Upgrade impact and risks

Upgrading your cluster can increase CPU usage due to partition leadership coordination and data streaming to new nodes. To reduce the risk of disruptions, schedule the upgrade during low-traffic periods and minimize the cluster's normal workload by pausing non-essential producers and consumers.

If you are upgrading to a smaller plan, the disk may reach the maximum allowed limit, which can block the upgrade. Check disk usage before upgrading and ensure there is enough free space.

note

In critical situations, Aiven's operations team can temporarily add extra storage to the old nodes.

Transitioning to KRaft Early availability

With the release of Apache Kafka® 3.9, Aiven introduces support for Apache Kafka Raft (KRaft), the new consensus protocol for Kafka metadata management. This enhancement simplifies architecture while maintaining compatibility with existing features and integrations, including Aiven for Apache Kafka Connect, Aiven for Apache Kafka MirrorMaker 2, and Aiven for Karapace.

Apache Kafka 3.9 includes all features from Apache Kafka 3.8, but some controller metrics are no longer available due to the transition to KRaft mode. For details, see Apache Kafka controller metrics. ACL permissions and governance behaviors remain unchanged.
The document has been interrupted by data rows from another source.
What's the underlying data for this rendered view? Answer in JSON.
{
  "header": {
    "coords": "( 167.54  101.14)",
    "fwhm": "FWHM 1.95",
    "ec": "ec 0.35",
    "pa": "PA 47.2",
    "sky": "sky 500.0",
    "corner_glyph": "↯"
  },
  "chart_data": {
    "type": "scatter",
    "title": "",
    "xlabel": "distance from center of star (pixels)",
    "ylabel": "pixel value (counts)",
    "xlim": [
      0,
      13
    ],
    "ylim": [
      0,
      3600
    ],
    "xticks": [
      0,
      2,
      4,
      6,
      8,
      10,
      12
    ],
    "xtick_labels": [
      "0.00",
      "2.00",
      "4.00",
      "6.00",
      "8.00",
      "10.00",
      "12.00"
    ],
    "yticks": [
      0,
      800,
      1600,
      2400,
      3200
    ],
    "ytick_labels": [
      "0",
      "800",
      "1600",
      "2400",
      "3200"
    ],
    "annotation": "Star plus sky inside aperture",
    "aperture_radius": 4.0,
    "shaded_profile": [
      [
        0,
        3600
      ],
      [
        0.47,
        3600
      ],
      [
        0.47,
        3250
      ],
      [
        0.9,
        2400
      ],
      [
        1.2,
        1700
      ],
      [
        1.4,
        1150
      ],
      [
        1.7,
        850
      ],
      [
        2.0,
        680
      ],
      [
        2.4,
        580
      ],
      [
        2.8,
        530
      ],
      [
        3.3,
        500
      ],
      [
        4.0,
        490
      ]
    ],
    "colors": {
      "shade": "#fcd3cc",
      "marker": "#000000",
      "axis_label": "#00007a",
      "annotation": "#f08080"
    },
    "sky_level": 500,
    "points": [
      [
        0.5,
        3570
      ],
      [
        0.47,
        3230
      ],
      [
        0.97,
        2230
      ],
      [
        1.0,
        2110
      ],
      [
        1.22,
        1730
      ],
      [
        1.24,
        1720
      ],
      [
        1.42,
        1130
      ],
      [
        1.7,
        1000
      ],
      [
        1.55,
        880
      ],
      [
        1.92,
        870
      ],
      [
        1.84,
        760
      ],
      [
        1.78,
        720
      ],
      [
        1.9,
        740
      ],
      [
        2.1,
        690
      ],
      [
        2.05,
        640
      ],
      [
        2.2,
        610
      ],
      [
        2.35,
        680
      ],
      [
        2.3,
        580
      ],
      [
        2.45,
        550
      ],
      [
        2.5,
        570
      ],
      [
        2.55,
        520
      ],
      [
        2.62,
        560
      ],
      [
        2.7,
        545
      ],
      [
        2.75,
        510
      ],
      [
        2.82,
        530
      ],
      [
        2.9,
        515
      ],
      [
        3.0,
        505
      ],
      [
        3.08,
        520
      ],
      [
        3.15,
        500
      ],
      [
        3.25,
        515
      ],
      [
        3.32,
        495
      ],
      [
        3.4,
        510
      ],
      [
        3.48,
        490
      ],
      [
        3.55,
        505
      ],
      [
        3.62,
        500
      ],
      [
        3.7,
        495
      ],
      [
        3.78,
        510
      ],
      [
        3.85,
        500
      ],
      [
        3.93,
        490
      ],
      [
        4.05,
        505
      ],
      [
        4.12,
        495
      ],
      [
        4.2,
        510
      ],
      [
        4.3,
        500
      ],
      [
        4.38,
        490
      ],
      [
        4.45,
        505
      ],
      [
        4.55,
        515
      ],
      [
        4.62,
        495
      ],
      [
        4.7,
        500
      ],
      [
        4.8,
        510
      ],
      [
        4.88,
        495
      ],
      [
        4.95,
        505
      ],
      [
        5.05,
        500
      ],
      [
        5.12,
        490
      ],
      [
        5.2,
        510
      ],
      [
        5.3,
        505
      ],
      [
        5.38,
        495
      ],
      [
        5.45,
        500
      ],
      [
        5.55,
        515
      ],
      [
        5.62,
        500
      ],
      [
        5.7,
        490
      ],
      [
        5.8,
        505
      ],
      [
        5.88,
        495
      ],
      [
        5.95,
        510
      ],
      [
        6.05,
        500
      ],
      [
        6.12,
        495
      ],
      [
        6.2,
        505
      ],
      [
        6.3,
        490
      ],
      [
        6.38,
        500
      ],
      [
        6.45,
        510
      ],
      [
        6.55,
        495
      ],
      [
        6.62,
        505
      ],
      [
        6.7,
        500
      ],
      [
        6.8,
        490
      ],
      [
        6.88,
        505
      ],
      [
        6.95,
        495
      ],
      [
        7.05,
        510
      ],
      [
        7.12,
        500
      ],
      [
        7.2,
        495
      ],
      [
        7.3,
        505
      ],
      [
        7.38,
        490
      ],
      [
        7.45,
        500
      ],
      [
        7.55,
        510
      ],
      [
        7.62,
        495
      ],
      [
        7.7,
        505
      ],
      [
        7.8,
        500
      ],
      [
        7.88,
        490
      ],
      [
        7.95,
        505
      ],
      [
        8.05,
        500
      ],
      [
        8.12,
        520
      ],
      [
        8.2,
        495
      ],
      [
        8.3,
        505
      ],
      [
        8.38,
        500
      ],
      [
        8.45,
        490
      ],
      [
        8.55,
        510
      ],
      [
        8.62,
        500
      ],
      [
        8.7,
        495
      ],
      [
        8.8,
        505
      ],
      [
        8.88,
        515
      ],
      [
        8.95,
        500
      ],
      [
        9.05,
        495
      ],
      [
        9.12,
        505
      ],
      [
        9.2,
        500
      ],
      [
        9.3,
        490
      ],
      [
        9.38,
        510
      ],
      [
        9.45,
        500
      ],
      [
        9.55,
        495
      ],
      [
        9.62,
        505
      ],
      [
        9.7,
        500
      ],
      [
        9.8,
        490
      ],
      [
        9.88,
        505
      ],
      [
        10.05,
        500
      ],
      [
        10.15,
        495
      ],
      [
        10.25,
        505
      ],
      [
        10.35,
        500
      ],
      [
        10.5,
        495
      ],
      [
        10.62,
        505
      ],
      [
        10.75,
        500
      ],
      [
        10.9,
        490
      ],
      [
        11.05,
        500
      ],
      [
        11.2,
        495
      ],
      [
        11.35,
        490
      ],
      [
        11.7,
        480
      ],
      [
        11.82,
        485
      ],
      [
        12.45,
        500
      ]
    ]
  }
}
Availability and migration

New services

  • All new Aiven for Apache Kafka services with Apache Kafka 3.9 run KRaft as the default metadata management protocol.
  • Startup-4 replaces Startup-2 plans in Apache Kafka 3.9 and later. All feature restrictions from Startup-2 also apply to Startup-4, including Datadog restrictions.
  • Available on all cloud providers.

Existing services

  • Migration for existing services, which involves upgrading from Apache Kafka 3.x to 3.9, is not yet available.
  • Aiven will provide a migration path once it is ready.
  • To support this transition, Aiven has extended support for Apache Kafka 3.8 by one year, allowing sufficient time for planning and migration.

Performance impact

Performance testing across different cloud providers and plan sizes has not shown significant changes.